Sebagaimana diketahui, Dewa Indra adalah dewa yang juga hidup dalam kepercayaan agama Hindu.
Dari kesimpulan di atas, terdapat satu hal yang menarik untuk dihubungkan lebih lanjut dengan temuan candi di Bukit Koto Rao, yaitu aktivitas pemujaan yang dilakukan oleh Raja Bijayendrasekhara di Sri Indrakila Parwatapuribhaya.
Sebagaimana telah disebutkan, Sri Indrakila Parwata‐puribhaya dapat diartikan sebagai istana di gunung, sehingga dapat diperkirakan bahwa tempat pemujaan tersebut berada di atas gunung atau bukit.
Sementara itu, sampai saat ini belum pernah diketemukan candi di perbukitan atau di gunung di dekat lokasi prasasti ini, kecuali Candi Koto Rao yang ditemukan di Bukit Koto Rao baru‐baru ini.
Berdasarkan hal tersebut, dapat diperkirakan bahwa situs percandian di Bukit Koto Rao inilah yang dimaksud sebagai Sri Indrakila Parwatapuribhaya dalam Prasasti Kubu Sutan.

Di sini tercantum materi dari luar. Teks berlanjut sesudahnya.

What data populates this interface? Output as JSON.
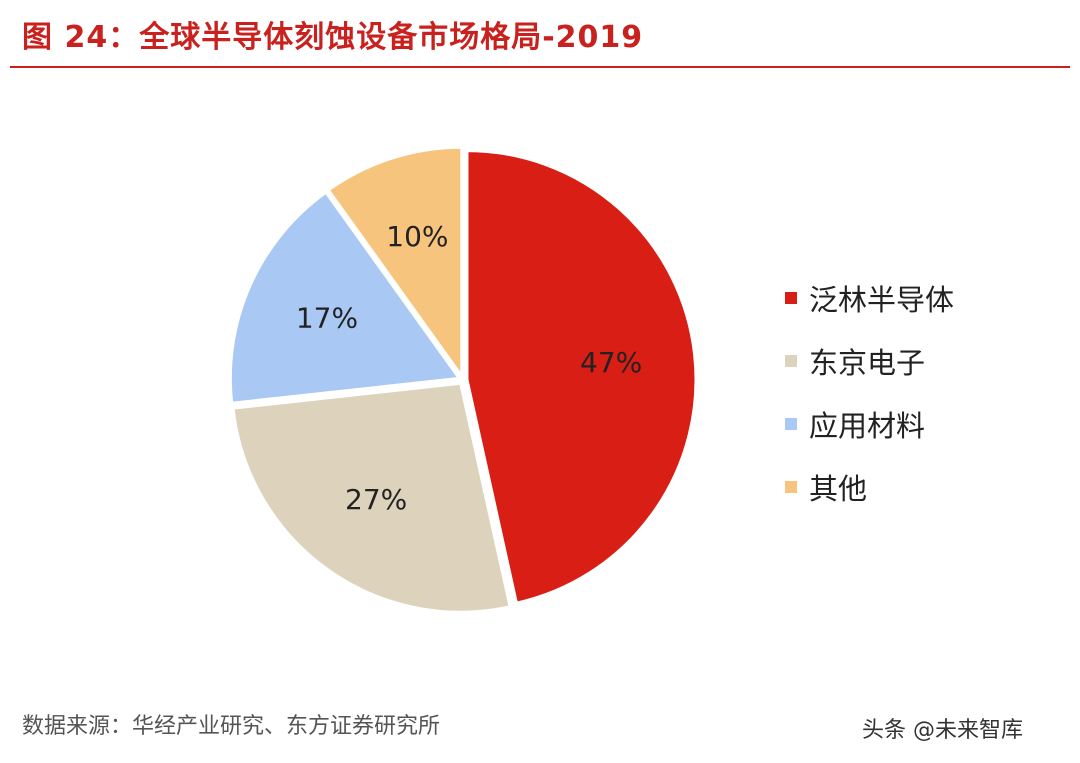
{
  "title": "图 24：全球半导体刻蚀设备市场格局-2019",
  "source": "数据来源：华经产业研究、东方证券研究所",
  "watermark": "头条 @未来智库",
  "chart_data": {
    "type": "pie",
    "title": "图 24：全球半导体刻蚀设备市场格局-2019",
    "legend_position": "right",
    "slices": [
      {
        "name": "泛林半导体",
        "value": 47,
        "label": "47%",
        "color": "#d81e15"
      },
      {
        "name": "东京电子",
        "value": 27,
        "label": "27%",
        "color": "#ddd3bd"
      },
      {
        "name": "应用材料",
        "value": 17,
        "label": "17%",
        "color": "#a9c8f4"
      },
      {
        "name": "其他",
        "value": 10,
        "label": "10%",
        "color": "#f6c47d"
      }
    ]
  }
}
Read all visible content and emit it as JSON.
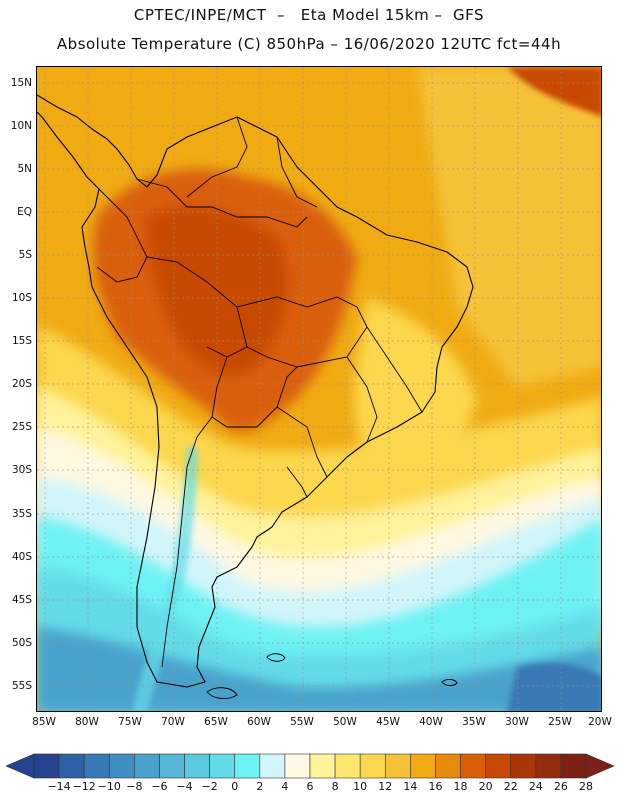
{
  "header": {
    "line1": "CPTEC/INPE/MCT  –   Eta Model 15km –  GFS",
    "line2": "Absolute Temperature (C) 850hPa – 16/06/2020 12UTC fct=44h"
  },
  "map": {
    "lat_labels": [
      "15N",
      "10N",
      "5N",
      "EQ",
      "5S",
      "10S",
      "15S",
      "20S",
      "25S",
      "30S",
      "35S",
      "40S",
      "45S",
      "50S",
      "55S"
    ],
    "lon_labels": [
      "85W",
      "80W",
      "75W",
      "70W",
      "65W",
      "60W",
      "55W",
      "50W",
      "45W",
      "40W",
      "35W",
      "30W",
      "25W",
      "20W"
    ]
  },
  "colorbar": {
    "labels": [
      "-14",
      "-12",
      "-10",
      "-8",
      "-6",
      "-4",
      "-2",
      "0",
      "2",
      "4",
      "6",
      "8",
      "10",
      "12",
      "14",
      "16",
      "18",
      "20",
      "22",
      "24",
      "26",
      "28"
    ],
    "colors": [
      "#25438f",
      "#2f60a6",
      "#3779b6",
      "#3f8ec2",
      "#4aa2cc",
      "#55b6d6",
      "#5ccade",
      "#63dce8",
      "#6ef2f4",
      "#d2f6fa",
      "#fff8e2",
      "#fff39c",
      "#fde76f",
      "#fbd74e",
      "#f5c237",
      "#f0ab13",
      "#e88b0c",
      "#da5f08",
      "#c84806",
      "#ac3507",
      "#922c0e",
      "#7c1f16"
    ]
  }
}
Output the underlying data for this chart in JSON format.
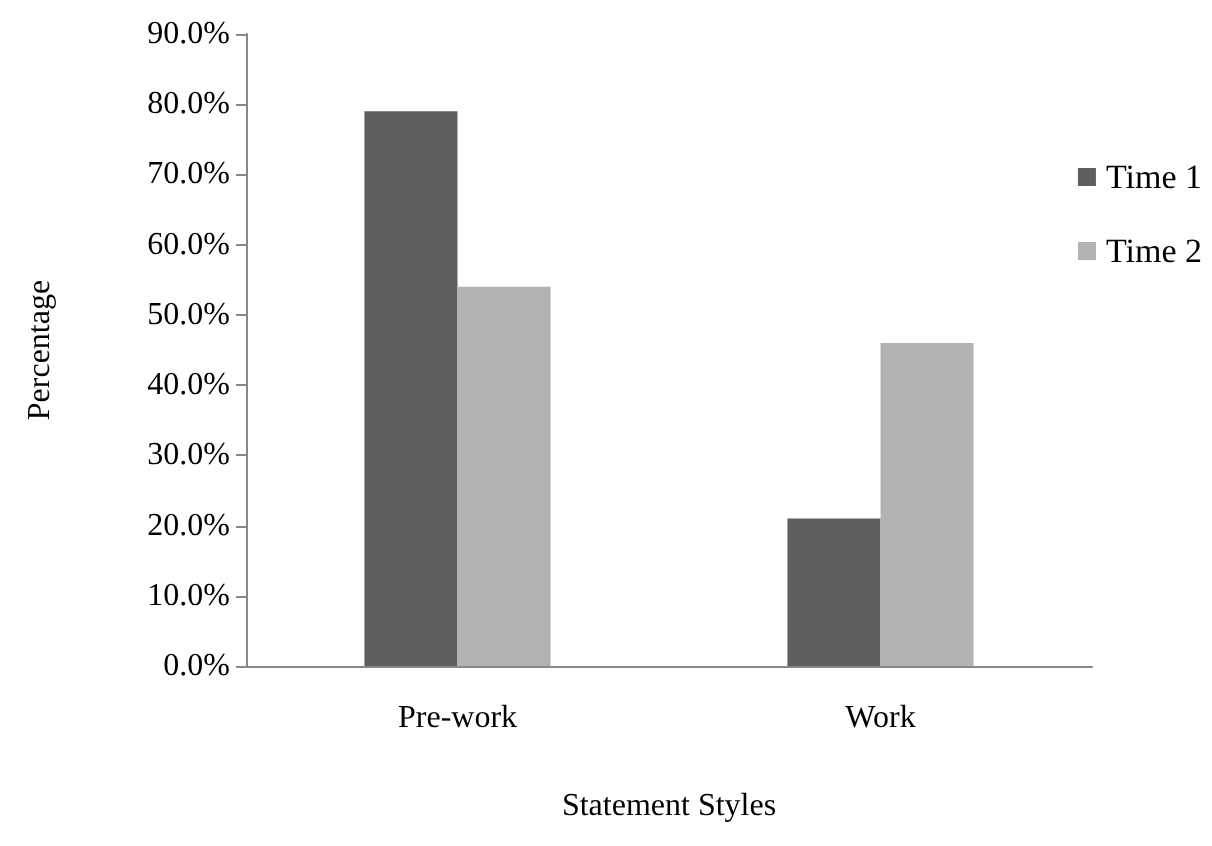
{
  "chart_data": {
    "type": "bar",
    "xlabel": "Statement Styles",
    "ylabel": "Percentage",
    "categories": [
      "Pre-work",
      "Work"
    ],
    "series": [
      {
        "name": "Time 1",
        "color": "#5f5f5f",
        "values": [
          79,
          21
        ]
      },
      {
        "name": "Time 2",
        "color": "#b3b3b3",
        "values": [
          54,
          46
        ]
      }
    ],
    "ylim": [
      0,
      90
    ],
    "yticks": [
      {
        "value": 0,
        "label": "0.0%"
      },
      {
        "value": 10,
        "label": "10.0%"
      },
      {
        "value": 20,
        "label": "20.0%"
      },
      {
        "value": 30,
        "label": "30.0%"
      },
      {
        "value": 40,
        "label": "40.0%"
      },
      {
        "value": 50,
        "label": "50.0%"
      },
      {
        "value": 60,
        "label": "60.0%"
      },
      {
        "value": 70,
        "label": "70.0%"
      },
      {
        "value": 80,
        "label": "80.0%"
      },
      {
        "value": 90,
        "label": "90.0%"
      }
    ],
    "grid": false,
    "legend": "top right"
  }
}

Jika asumsi tersebut di atas benar, maka dating atau pertanggalan relative dan latar belakang keagamaan dari situs percandian di Bukit Koto Rao pun dapat ditentukan perkiraannya, yaitu pada akhir abad ke‐14 M dan berlatar belakang agama Hindu.Dengan dapat diperkirakannya pertanggalan relatif dari situs di Koto Rao ini, dapat dikatakan bahwa situs candi khususnya dan situs masa klasik lainnya di Kabupaten Pasaman mempunyai pertanggalan yang sezaman dan eksis pada abad ke‐14 M.
Sementara itu, berdasarkan analisis komparatif di atas, fungsi situs percandian di Bukit Koto Rao pun dapat diperkirakan, yaitu sebagai tempat pemujaan bagi istri Dewa Brahma.
Namun demikian, belum dapat diperkirakan istri Dewa Brahma manakah yang dipuja di tempat ini, apakah Aditi, Sarasvati (Brahmi, Satarupa, Savitri) ataukah Gayatri?
Situs percandian di Bukit Koto Rao diperkirakan merupakan bangunan suci sebagaimana dimaksudkan dalam Prasasti Kubu Sutan, Sarasvati, Gayatri, Aditi ataukah lainnya.